As demonstrated in this similar question, you can obviously check this for two unknown-typed objects a and b by using the traditional python approach of "ask forgiveness, not permission" and using a try/except block:

try: 
    a < b
    # do something
except TypeError:
    # do something else

but catching exceptions is expensive, and I expect the second branch to be taken sufficiently frequently for that to matter, so I'd like to catch this in an if/else statement instead. How would I do that?


Solution

  • Since it is impossible to know beforehand whether a comparison operation can be performed on two specific types of operands until you actually perform such an operation, the closest thing you can do to achieving the desired behavior of avoiding having to catch a TypeError is to cache the known combinations of the operator and the types of the left and right operands that have already caused a TypeError before.

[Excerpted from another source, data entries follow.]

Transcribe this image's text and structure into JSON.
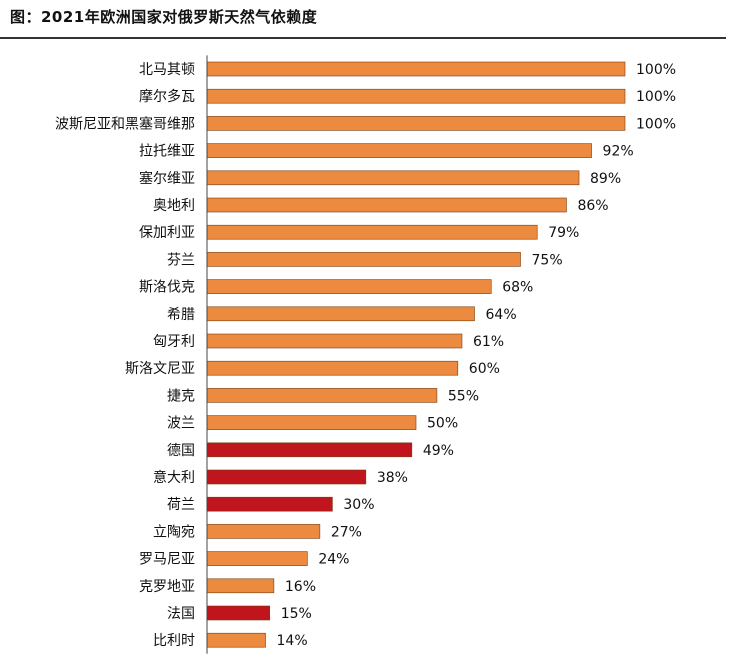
{
  "title": "图：2021年欧洲国家对俄罗斯天然气依赖度",
  "colors": {
    "orange": "#ec8a3f",
    "red": "#c0151d",
    "bar_outline": "#7a3d10",
    "axis": "#444444"
  },
  "chart_data": {
    "type": "bar",
    "orientation": "horizontal",
    "title": "图：2021年欧洲国家对俄罗斯天然气依赖度",
    "xlabel": "",
    "ylabel": "",
    "xlim": [
      0,
      100
    ],
    "grid": false,
    "legend": "none",
    "value_suffix": "%",
    "categories": [
      "北马其顿",
      "摩尔多瓦",
      "波斯尼亚和黑塞哥维那",
      "拉托维亚",
      "塞尔维亚",
      "奥地利",
      "保加利亚",
      "芬兰",
      "斯洛伐克",
      "希腊",
      "匈牙利",
      "斯洛文尼亚",
      "捷克",
      "波兰",
      "德国",
      "意大利",
      "荷兰",
      "立陶宛",
      "罗马尼亚",
      "克罗地亚",
      "法国",
      "比利时"
    ],
    "values": [
      100,
      100,
      100,
      92,
      89,
      86,
      79,
      75,
      68,
      64,
      61,
      60,
      55,
      50,
      49,
      38,
      30,
      27,
      24,
      16,
      15,
      14
    ],
    "data_labels": [
      "100%",
      "100%",
      "100%",
      "92%",
      "89%",
      "86%",
      "79%",
      "75%",
      "68%",
      "64%",
      "61%",
      "60%",
      "55%",
      "50%",
      "49%",
      "38%",
      "30%",
      "27%",
      "24%",
      "16%",
      "15%",
      "14%"
    ],
    "highlight": [
      false,
      false,
      false,
      false,
      false,
      false,
      false,
      false,
      false,
      false,
      false,
      false,
      false,
      false,
      true,
      true,
      true,
      false,
      false,
      false,
      true,
      false
    ]
  }
}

You can do this by creating a class with such a cache and wrapper methods that do such a validation before proceeding with the comparisons:

    from operator import gt, lt, ge, le
    
    def validate_operation(op):
        def wrapper(cls, a, b):
            # the signature can also be just (type(a), type(b)) if you don't care about op
            signature = op, type(a), type(b)
            if signature not in cls.incomparables:
                try:
                    return op(a, b)
                except TypeError:
                    cls.incomparables.add(signature)
            else:
                print('Exception avoided for {}'.format(signature)) # for debug only
        return wrapper
    
    class compare:
        incomparables = set()
    
    for op in gt, lt, ge, le:
        setattr(compare, op.__name__, classmethod(validate_operation(op)))
    

    so that:

    import datetime
    print(compare.gt(1, 2.0))
    print(compare.gt(1, "a"))
    print(compare.gt(2, 'b'))
    print(compare.lt(datetime.date(2018, 9, 25), datetime.datetime(2019, 1, 31)))
    print(compare.lt(datetime.date(2019, 9, 25), datetime.datetime(2020, 1, 31)))
    

    would output:

    False
    None
    Exception avoided for (<built-in function gt>, <class 'int'>, <class 'str'>)
    None
    None
    Exception avoided for (<built-in function lt>, <class 'datetime.date'>, <class 'datetime.datetime'>)
    None
    

    and so that you can use an if statement instead of an exception handler to validate a comparison:

    result = compare.gt(obj1, obj2)
    if result is None:
        # handle the fact that we cannot perform the > operation on obj1 and obj2
    elsif result:
        # obj1 is greater than obj2
    else:
        # obj1 is not greater than obj2
    

    And here are some timing statistics:

    from timeit import timeit
    print(timeit('''try:
        1 > 1
    except TypeError:
        pass''', globals=globals()))
    print(timeit('''try:
        1 > "a"
    except TypeError:
        pass''', globals=globals()))
    print(timeit('compare.gt(1, "a")', globals=globals()))
    

    This outputs, on my machine:

    0.047088712933431365
    0.7171912713398885
    0.46406612257995117
    

    As you can see, the cached comparison validation does save you around 1/3 of time when the comparison throws an exception, but is around 10 times slower when it doesn't, so this caching mechanism makes sense only if you anticipate that the vast majority of your comparisons are going to throw an exception.